While thunderstorms are more common across northern Australia, Qld, and NSW, they do occur frequently in the summer months. The map below shows the annual average lightning density in Vic between July 2014 and June 2023, with the most lightning occurring in the northeast high country each year.   


Image: Weatherzone’s Total Lightning Network Annual lightning density mean between July 2014 and June 2023. 

You can see in the map above that lightning is common to the north of Ballarat near Learmonth and Miners Rest, with the region seeing 37.7 pulses per year. The high country near Benalla and Whitfield recorded an average of 28.1 pulses, Thorpdale in Gippsland saw 24.5 pulses, and Melbourne only 8.2 pulses per year.   

Research has shown that the warming climate is increasing the risk of heatwaves and bushfires, which can impact energy infrastructure. Unfortunately, it is unknown how global warming will affect thunderstorms and their associated destructive winds. To research climate change's impact on thunderstorms, we would need quality data that dates back well into history. Unfortunately, detecting lightning is a fairly new phenomena, so a solid climate base to compare data to is not currently existent.  

According to the University of Melbourne researchers and Watt Clarity, ‘The evidence we do have suggests continued climate change may potentially increase the risk of extreme winds from thunderstorms. This is partly due to more moist and unstable air, which are essential for thunderstorms to form. We think these conditions could occur more often with climate change, in part because warmer air can hold more moisture.’  

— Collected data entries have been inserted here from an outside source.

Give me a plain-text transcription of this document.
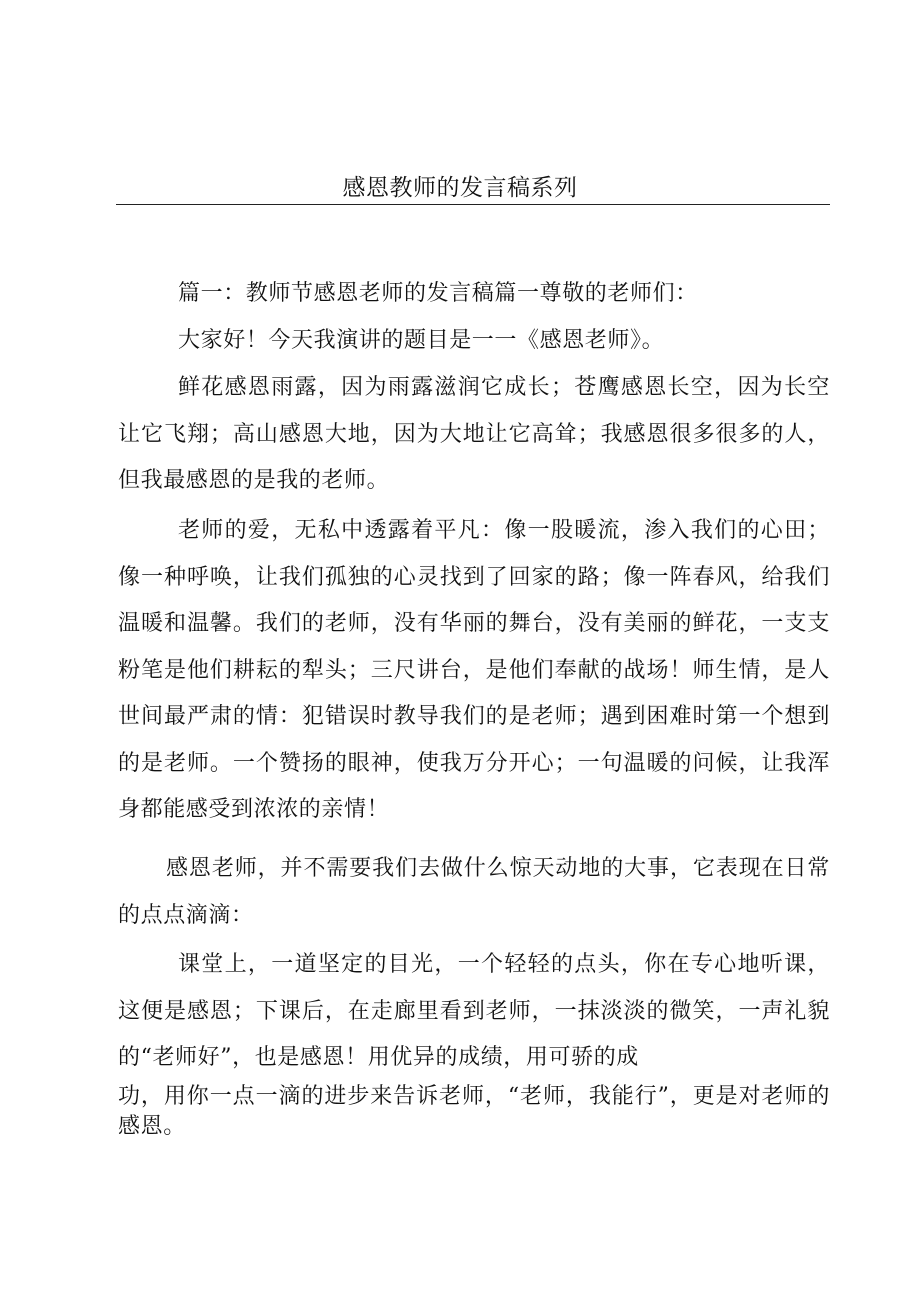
感恩教师的发言稿系列

篇一：教师节感恩老师的发言稿篇一尊敬的老师们：

大家好！今天我演讲的题目是一一《感恩老师》。

鲜花感恩雨露，因为雨露滋润它成长；苍鹰感恩长空，因为长空让它飞翔；高山感恩大地，因为大地让它高耸；我感恩很多很多的人，但我最感恩的是我的老师。

老师的爱，无私中透露着平凡：像一股暖流，渗入我们的心田；像一种呼唤，让我们孤独的心灵找到了回家的路；像一阵春风，给我们温暖和温馨。我们的老师，没有华丽的舞台，没有美丽的鲜花，一支支粉笔是他们耕耘的犁头；三尺讲台，是他们奉献的战场！师生情，是人世间最严肃的情：犯错误时教导我们的是老师；遇到困难时第一个想到的是老师。一个赞扬的眼神，使我万分开心；一句温暖的问候，让我浑身都能感受到浓浓的亲情！

感恩老师，并不需要我们去做什么惊天动地的大事，它表现在日常的点点滴滴：

课堂上，一道坚定的目光，一个轻轻的点头，你在专心地听课，这便是感恩；下课后，在走廊里看到老师，一抹淡淡的微笑，一声礼貌的“老师好”，也是感恩！用优异的成绩，用可骄的成

功，用你一点一滴的进步来告诉老师，“老师，我能行”，更是对老师的感恩。
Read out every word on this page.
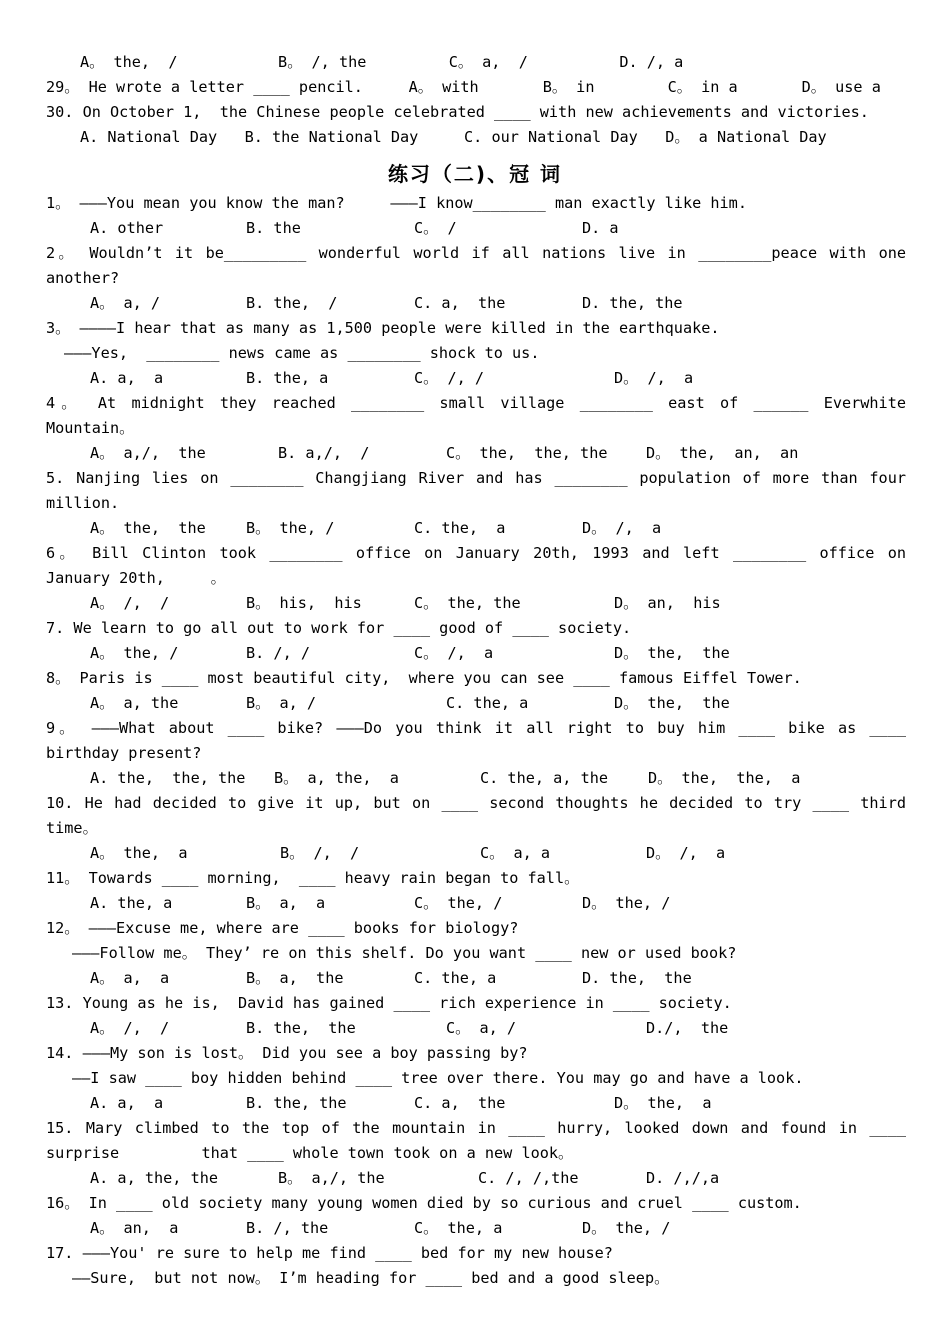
A。 the,  /           B。 /, the         C。 a,  /          D. /, a
29。 He wrote a letter ____ pencil.     A。 with       B。 in        C。 in a       D。 use a
30. On October 1,  the Chinese people celebrated ____ with new achievements and victories.
A. National Day   B. the National Day     C. our National Day   D。 a National Day
练习（二)、冠 词
1。 ———You mean you know the man?     ———I know________ man exactly like him.
A. other	B. the	C。 /	D. a
2。 Wouldn’t it be_________ wonderful world if all nations live in ________peace with one
another?
A。 a, /	B. the,  /	C. a,  the	D. the, the
3。 ————I hear that as many as 1,500 people were killed in the earthquake.
———Yes,  ________ news came as ________ shock to us.
A. a,  a	B. the, a	C。 /, /	D。 /,  a
4。 At midnight they reached ________ small village ________ east of ______ Everwhite
Mountain。
A。 a,/,  the	B. a,/,  /	C。 the,  the, the	D。 the,  an,  an
5. Nanjing lies on ________ Changjiang River and has ________ population of more than four
million.
A。 the,  the	B。 the, /	C. the,  a	D。 /,  a
6。 Bill Clinton took ________ office on January 20th, 1993 and left ________ office on
January 20th,     。
A。 /,  /	B。 his,  his	C。 the, the	D。 an,  his
7. We learn to go all out to work for ____ good of ____ society.
A。 the, /	B. /, /	C。 /,  a	D。 the,  the
8。 Paris is ____ most beautiful city,  where you can see ____ famous Eiffel Tower.
A。 a, the	B。 a, /	C. the, a	D。 the,  the
9。 ———What about ____ bike? ———Do you think it all right to buy him ____ bike as ____
birthday present?
A. the,  the, the	B。 a, the,  a	C. the, a, the	D。 the,  the,  a
10. He had decided to give it up, but on ____ second thoughts he decided to try ____ third
time。
A。 the,  a	B。 /,  /	C。 a, a	D。 /,  a
11。 Towards ____ morning,  ____ heavy rain began to fall。
A. the, a	B。 a,  a	C。 the, /	D。 the, /
12。 ———Excuse me, where are ____ books for biology?
———Follow me。 They’ re on this shelf. Do you want ____ new or used book?
A。 a,  a	B。 a,  the	C. the, a	D. the,  the
13. Young as he is,  David has gained ____ rich experience in ____ society.
A。 /,  /	B. the,  the	C。 a, /	D./,  the
14. ———My son is lost。 Did you see a boy passing by?
——I saw ____ boy hidden behind ____ tree over there. You may go and have a look.
A. a,  a	B. the, the	C. a,  the	D。 the,  a
15. Mary climbed to the top of the mountain in ____ hurry, looked down and found in ____
surprise         that ____ whole town took on a new look。
A. a, the, the	B。 a,/, the	C. /, /,the	D. /,/,a
16。 In ____ old society many young women died by so curious and cruel ____ custom.
A。 an,  a	B. /, the	C。 the, a	D。 the, /
17. ———You' re sure to help me find ____ bed for my new house?
——Sure,  but not now。 I’m heading for ____ bed and a good sleep。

Indeed, much of Australia had an unusually stormy summer 2023/24, with Melbourne, Canberra and Brisbane all seeing 5 to 6 extra storm days a season. The map below shows that an unusually high number of thunder days were seen over most of Qld, NSW, SA, Vic, the ACT and Tas during the summer of 2023/24 compared to the average of the most recent nine years. 

Image: Thunder day anomalies for summer 2023-24 versus the average thunder days for the nation’s nine most recent summers (2014/15 to 2022/23).